The European Banking Authority published today its report on the functioning of supervisory colleges in 2017, which summarises the EBA’s assessment of the colleges’ activities against the EBA 2017 Colleges Action Plan and the relevant regulation(s).
Supervisory colleges are the main discussion table for coordination and programming of supervisory activities. The involved parties can share information about the supervised entity, conduct liquidity risk assessment and reach decisions both on the entity’s specific requirements and ad-hoc recovery plans needed.
The EBA identified four key topics worth of supervisory attention for 2017: non-performing loans and balance sheet cleaning, business model sustainability, operational risk (including conduct risk and IT risk) and comparability of risk-weighted assets (RWA). The report also assesses the extent to which these topics have been reflected in the colleges’ work program.
The report concluded that the risk assessment supplied by colleges, although different in granularity, well summarized the evaluation of supervisory activity. Nevertheless, in some colleges, no improvements were observed for what concerns the timely distribution of mandatory annexes, covering capital and liquidity measures.

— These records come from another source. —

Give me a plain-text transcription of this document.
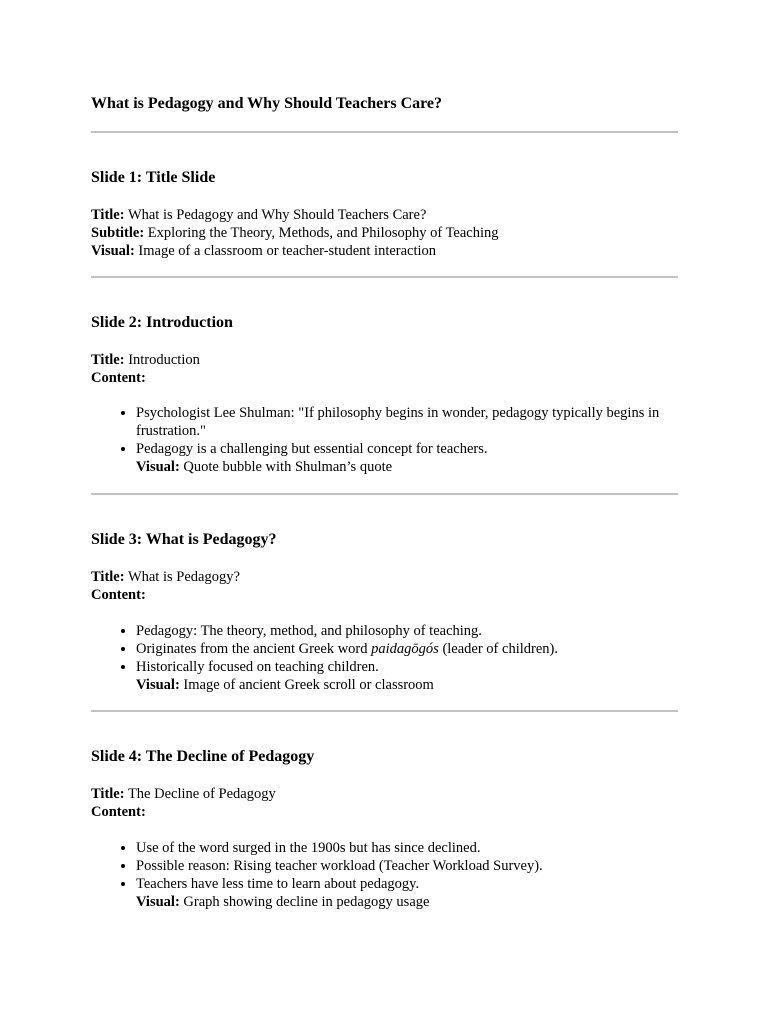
What is Pedagogy and Why Should Teachers Care?
Slide 1: Title Slide
Title: What is Pedagogy and Why Should Teachers Care?
Subtitle: Exploring the Theory, Methods, and Philosophy of Teaching
Visual: Image of a classroom or teacher-student interaction
Slide 2: Introduction
Title: Introduction
Content:
• Psychologist Lee Shulman: "If philosophy begins in wonder, pedagogy typically begins in frustration."
• Pedagogy is a challenging but essential concept for teachers.
Visual: Quote bubble with Shulman’s quote
Slide 3: What is Pedagogy?
Title: What is Pedagogy?
Content:
• Pedagogy: The theory, method, and philosophy of teaching.
• Originates from the ancient Greek word paidagōgós (leader of children).
• Historically focused on teaching children.
Visual: Image of ancient Greek scroll or classroom
Slide 4: The Decline of Pedagogy
Title: The Decline of Pedagogy
Content:
• Use of the word surged in the 1900s but has since declined.
• Possible reason: Rising teacher workload (Teacher Workload Survey).
• Teachers have less time to learn about pedagogy.
Visual: Graph showing decline in pedagogy usage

Considerable ameliorations in the capital and liquidity joint decisions were also observed. The granularity of information underlying the level of capital which was finally required after the joint decisions has improved considerably too, together with the articulation of the Pillar 2 capital requirement.
Significant improvements have thus been achieved over the last couple of years in college interactions, responsiveness, and in the quality, coverage and reasoning of the joint decision documents. Further efforts are however expected both from home and host supervisors to enhance the joint decision processes.